|Beef chuck steak||2 Pound, cut into 1 1/2 inches thick|
|Ground ginger||1 Teaspoon|
|Cider vinegar||1 Cup (16 tbs)|
|Water||3 Cup (48 tbs)|
|Onion||1 Medium, sliced|
|Mixed pickling spice||2 Tablespoon|
|Sifted all-purpose flour||1 Ounce|
1) Clean the meat and remove the sinus and fat off.
2) Rub the meat with salt and ginger, place in the large bowl.
3) In a saucepan, combine vinegar, water, onions, pickling spice, bay leaves, peppercorn, cloves and sugar, bring to boil.
4) Cool the vinegar mixture and pour over meat.

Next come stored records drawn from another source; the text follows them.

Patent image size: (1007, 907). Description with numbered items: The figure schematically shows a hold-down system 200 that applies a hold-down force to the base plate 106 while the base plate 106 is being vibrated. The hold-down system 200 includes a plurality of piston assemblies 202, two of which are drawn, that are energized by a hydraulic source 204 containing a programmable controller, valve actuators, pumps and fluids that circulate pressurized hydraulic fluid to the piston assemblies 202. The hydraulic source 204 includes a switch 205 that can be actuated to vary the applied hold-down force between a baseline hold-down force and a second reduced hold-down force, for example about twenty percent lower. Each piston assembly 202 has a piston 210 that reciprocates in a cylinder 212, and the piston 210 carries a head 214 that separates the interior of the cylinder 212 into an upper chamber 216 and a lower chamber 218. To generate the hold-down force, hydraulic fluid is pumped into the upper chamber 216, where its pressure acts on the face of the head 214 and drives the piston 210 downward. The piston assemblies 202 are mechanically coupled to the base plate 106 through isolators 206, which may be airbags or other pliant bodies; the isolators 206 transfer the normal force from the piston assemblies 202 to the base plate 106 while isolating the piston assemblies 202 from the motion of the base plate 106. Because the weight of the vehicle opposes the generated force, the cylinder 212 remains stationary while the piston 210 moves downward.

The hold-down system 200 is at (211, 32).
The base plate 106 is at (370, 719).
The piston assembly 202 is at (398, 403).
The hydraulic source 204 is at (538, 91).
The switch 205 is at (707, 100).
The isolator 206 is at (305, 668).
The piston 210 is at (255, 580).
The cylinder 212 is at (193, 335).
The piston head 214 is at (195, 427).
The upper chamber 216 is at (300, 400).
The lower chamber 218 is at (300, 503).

5) Cover the bowl and refrigerate overnight, turning once or twice.
6) Remove the meat from the marinade, reserving the marinade.
7) Dry the meat using paper towels.
8) In large skillet, heat the shortening and brown the meat on all sides.
9) Add 2 cups of reserved marinade and half the onions and spices from marinade.
10) Cover and simmer for 1 1/2 hours or until tender.
11) In a cup, mix little cold water and flour.
12) Remove the meat and thicken the liquid with flour mixture.
13) Simmer the sauce for 5 minutes or until thickened, then strain.
14) Slice the meat and place on the serving plate, spoon the sauce on top.
15) Serve potato dumpling or mashed potatoes on side if desired.